Ben 13 partite nella notte NBA, che sta iniziando a carburare con l’inizio di questa regular season. Durante l’ultima tornata di partite, si è giocata Golden State Warriors-Sacramento Kings, sfida che, dalla scorsa stagione, regala moltissime emozioni. Anche la partita di stanotte, nonostante l’assenza di De’Aaron Fox, non ha deluso le aspettative: Klay Thompson la vince per gli Warriors allo scadere.
Defense to offense: Warriors-Kings è di Klay Thomspon
La grande crescita dell’ultimo periodo dei Sacramento Kings è innegabile. La franchigia californiana ha conquistato i playoff nella scorsa stagione dopo un lunghissimo digiuno, grazie ad una regular season spettacolare. Coach Mike Brown ha plasmato una squadra molto abile a giocare ad alto ritmo, grazie ad un gruppo squadra molto giovane, ma che gioca insieme da molti anni. Fox, Monk, Huerter, Sabonis, sono giocatori da pochi anni nella lega, ma che si stanno dimostrando molto prolifici.

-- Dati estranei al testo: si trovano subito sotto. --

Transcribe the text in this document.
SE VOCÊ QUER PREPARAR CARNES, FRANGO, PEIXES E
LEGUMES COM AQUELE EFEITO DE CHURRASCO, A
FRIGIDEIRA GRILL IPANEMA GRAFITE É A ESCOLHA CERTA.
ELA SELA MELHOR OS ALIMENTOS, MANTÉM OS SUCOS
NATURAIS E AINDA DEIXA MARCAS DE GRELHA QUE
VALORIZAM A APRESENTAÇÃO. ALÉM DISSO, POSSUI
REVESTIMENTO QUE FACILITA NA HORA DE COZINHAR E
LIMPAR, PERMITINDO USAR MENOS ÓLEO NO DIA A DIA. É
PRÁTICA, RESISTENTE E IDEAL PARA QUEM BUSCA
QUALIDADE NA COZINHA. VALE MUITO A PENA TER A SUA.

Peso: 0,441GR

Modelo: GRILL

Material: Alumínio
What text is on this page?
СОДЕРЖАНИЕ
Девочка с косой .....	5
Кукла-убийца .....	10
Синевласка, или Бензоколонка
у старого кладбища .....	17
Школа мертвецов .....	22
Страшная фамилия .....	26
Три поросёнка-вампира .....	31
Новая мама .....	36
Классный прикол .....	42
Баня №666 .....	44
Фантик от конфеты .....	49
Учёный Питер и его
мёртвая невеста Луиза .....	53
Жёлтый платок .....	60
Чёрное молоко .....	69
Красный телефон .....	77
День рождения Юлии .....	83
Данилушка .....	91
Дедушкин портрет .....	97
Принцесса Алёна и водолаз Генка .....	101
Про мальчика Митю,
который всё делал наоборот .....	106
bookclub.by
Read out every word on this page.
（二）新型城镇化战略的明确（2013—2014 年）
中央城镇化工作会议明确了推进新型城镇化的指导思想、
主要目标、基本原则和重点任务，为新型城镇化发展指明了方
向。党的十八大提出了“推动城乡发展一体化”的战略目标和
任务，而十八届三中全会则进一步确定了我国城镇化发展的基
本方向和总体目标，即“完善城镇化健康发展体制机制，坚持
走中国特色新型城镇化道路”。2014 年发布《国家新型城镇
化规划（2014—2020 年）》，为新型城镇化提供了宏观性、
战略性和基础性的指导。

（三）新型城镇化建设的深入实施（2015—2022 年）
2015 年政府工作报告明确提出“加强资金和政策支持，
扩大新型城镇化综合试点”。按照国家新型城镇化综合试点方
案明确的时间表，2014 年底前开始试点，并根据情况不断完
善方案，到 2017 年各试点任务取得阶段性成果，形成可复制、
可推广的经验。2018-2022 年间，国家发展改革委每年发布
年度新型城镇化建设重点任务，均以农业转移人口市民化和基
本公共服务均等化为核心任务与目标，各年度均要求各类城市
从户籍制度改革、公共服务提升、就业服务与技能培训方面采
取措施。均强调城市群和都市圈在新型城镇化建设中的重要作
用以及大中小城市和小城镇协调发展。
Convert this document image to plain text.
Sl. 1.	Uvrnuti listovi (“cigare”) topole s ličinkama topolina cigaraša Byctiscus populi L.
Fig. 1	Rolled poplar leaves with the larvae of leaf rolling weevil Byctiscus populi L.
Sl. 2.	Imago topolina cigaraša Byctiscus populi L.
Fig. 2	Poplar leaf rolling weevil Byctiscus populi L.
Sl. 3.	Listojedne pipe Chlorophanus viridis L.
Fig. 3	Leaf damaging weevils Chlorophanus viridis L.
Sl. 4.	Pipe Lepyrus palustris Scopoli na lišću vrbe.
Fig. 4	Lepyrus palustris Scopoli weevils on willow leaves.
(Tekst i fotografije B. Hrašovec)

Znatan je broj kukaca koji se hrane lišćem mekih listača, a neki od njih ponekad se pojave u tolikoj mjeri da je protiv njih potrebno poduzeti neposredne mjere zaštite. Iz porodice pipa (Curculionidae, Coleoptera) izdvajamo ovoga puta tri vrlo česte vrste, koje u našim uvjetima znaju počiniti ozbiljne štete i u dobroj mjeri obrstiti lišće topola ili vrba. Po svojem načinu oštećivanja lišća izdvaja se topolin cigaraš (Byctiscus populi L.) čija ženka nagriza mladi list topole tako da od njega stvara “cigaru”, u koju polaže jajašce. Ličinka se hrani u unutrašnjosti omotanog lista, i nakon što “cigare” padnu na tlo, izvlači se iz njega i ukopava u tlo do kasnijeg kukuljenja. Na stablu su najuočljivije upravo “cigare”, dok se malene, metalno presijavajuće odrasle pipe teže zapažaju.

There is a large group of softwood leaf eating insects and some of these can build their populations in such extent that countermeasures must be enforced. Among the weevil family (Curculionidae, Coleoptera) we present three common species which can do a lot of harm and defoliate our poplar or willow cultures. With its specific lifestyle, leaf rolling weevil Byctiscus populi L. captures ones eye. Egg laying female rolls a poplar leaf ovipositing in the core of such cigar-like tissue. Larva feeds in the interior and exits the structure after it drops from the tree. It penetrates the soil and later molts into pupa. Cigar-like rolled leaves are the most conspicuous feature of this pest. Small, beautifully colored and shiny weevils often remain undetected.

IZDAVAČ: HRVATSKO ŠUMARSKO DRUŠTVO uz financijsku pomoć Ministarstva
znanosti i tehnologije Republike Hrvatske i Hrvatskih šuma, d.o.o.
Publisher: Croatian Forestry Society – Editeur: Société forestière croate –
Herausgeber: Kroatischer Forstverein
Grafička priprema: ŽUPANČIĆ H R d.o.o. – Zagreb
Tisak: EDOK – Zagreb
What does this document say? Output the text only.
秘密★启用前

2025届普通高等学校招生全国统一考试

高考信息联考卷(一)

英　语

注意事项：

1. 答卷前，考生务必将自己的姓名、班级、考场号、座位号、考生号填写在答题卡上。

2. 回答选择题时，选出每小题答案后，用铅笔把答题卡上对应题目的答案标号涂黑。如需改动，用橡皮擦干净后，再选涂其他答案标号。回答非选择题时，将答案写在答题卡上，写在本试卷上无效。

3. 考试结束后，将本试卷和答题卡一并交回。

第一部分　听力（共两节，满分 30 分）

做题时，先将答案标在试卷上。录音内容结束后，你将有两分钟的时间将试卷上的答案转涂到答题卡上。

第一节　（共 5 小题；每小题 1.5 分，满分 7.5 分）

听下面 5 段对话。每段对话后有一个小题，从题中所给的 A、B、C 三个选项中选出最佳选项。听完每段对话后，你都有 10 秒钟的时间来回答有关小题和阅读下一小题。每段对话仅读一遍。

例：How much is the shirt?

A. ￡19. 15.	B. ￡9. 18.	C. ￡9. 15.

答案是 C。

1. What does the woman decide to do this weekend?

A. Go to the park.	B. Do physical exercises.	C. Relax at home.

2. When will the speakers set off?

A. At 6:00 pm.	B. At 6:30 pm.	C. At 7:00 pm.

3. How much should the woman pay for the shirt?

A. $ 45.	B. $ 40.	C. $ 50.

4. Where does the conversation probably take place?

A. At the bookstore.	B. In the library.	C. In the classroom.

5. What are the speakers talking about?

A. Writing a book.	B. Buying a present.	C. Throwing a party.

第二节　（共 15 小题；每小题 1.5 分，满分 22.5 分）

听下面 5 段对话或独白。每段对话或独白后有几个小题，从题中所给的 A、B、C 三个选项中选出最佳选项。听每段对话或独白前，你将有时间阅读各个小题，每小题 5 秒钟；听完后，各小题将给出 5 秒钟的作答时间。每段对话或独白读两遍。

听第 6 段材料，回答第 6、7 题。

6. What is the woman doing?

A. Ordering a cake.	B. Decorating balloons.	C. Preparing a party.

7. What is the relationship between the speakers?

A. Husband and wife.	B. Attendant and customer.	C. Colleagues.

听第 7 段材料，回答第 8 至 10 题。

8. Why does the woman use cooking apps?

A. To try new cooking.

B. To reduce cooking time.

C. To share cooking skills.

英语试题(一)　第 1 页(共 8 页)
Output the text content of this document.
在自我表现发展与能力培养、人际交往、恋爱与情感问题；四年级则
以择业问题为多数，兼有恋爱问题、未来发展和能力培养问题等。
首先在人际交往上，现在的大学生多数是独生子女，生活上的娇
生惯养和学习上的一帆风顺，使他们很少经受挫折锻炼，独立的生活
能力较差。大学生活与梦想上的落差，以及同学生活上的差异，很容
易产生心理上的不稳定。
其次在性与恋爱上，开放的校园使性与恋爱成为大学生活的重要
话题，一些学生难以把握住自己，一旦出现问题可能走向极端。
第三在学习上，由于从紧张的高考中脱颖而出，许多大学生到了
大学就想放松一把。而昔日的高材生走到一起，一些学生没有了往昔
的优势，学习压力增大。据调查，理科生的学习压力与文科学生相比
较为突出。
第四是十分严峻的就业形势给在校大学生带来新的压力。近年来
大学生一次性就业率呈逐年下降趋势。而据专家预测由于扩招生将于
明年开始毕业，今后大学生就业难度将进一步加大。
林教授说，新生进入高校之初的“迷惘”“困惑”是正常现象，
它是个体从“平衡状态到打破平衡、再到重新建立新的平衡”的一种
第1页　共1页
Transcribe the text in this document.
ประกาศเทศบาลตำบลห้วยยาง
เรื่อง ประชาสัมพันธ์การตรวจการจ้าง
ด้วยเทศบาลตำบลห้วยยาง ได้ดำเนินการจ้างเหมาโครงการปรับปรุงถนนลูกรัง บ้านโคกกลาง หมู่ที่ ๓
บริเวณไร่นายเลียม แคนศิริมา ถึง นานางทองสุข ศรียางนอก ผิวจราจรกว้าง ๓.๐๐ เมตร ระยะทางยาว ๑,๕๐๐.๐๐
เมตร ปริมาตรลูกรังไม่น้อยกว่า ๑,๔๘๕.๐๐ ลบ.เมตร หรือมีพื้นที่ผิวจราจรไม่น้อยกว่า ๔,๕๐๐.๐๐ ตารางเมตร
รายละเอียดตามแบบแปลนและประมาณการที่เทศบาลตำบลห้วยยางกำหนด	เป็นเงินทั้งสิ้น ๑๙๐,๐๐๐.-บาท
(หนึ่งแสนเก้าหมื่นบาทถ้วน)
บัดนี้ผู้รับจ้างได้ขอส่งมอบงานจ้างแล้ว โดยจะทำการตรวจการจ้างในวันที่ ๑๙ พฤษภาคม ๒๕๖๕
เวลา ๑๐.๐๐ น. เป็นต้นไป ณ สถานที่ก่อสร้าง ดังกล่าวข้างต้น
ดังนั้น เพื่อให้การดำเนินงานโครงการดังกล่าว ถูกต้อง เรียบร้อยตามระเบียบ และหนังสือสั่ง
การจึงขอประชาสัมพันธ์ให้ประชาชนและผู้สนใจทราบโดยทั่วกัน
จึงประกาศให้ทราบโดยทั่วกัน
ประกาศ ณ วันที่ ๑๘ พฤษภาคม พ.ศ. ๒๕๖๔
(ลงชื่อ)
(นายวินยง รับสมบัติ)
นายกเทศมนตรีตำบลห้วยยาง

La sfida tra Kings e Warriors, come le 7 sfide dei playoff della passata stagione, è stata nuovamente molto avvincente. Ciò che può far sorridere i tifosi, è che questa partita tra le due squadre si terrà ancora molte volte durante la stagione, soprattutto per la vicinanza delle due franchigie. La sfida di questa notte l’ha decisa Klay Thompson nell’ultimo minuto, prima in difesa, poi in attacco. Super difesa su Harrison Barnes, costringendo Sacramento alla violazione di 24 secondi, poi, in attacco, segna il jumper dalla media che vale la vittoria. È il terzo game winner della sua carriera.
“È stato grande. Ha lavorato per trovare il suo ritmo, e vederlo segnare un tiro così importante per farci vincere la partita è stato fantastico”, ha commentato Draymond Green. Thompson, con la solita umiltà, commenta: “Stasera non ho tirato come voluto, ma ho difeso molto bene. Penso sia proprio per questo che ho segnato quello decisivo. Essere un giocatore di basket vuol dire proprio questo: fare le cose con grande sicurezza”. Buoni segnali per gli Warriors, che vincono nonostante i “soli” 21 punti di Stephen Curry, che, nelle ultime due sfide con i Kings, ne ha segnati 91.